# Ibragimova & Tiberghien - Beethoven



## Ukko (Jun 4, 2010)

Beethoven - Violin Sonatas -1
Alina Ibragimova, violin
Cédric Tiberghien, piano
Wigmore Hall Live WHLive0036

Op. 12/1, 23, 30/2 and 3

I haven't often listened to Beethoven's Sonatas for Piano and Violin. If more performers played them this way, I would be way more familiar with them. "Fresh" ain't in it; this music is alive and lively, and Tiberghien & Ibragimova play the bejassus out of it - within the limits of semi-civilized decorum, of course. The melodies are both sweeter and stronger than I'm used to hearing them -anyone who is under the misapprehension that Beethoven couldn't 'do melody' needs this corrective. The range of pace and volume... ah, what can I say. Maybe there is something on YouTube.

Wigmore released the sonatas complete in three volumes, and they are listed at amazon.com. Here's a link to this volume:

http://www.amazon.com/Beethoven-Vio...TF8&qid=1393346611&sr=1-2&keywords=Ibragimova

No super-bargain prices there, but still...


----------



## Bas (Jul 24, 2012)

The Beethoven Violin Sonatas are amongst my favourite works of Beethoven, and high in my list of favourite violin sonatas (under Bach's of course.) I will check this record out (I have another record with Ibragimova and she's really good) Thanks for the tip.


----------



## Ukko (Jun 4, 2010)

Bas said:


> The Beethoven Violin Sonatas are amongst my favourite works of Beethoven, and high in my list of favourite violin sonatas (under Bach's of course.) I will check this record out (I have another record with Ibragimova and she's really good) Thanks for the tip.


You're welcome.

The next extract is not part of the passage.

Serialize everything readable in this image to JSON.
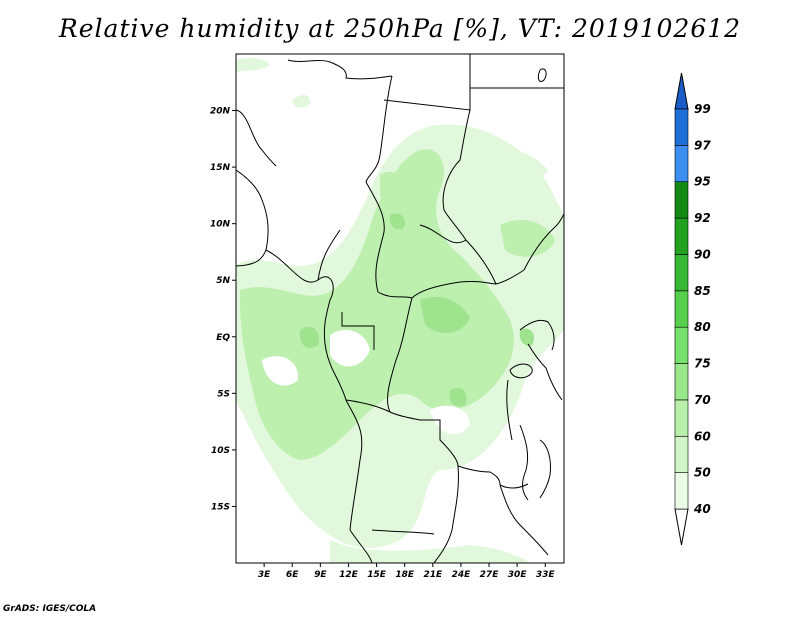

These sonatas are quite piano-dependent, and Tiberghien does his share of the job very well.

I see that they have a CD out - on Hyperion I think - of Szmanowski's music for those instruments. The reviews I read at amazon.com are highly favorable. Neither of them made the comparison with Wilkomirska/Barbosa, my 'reference recording', but I am very curious - and, unfortunately, impecunious.


----------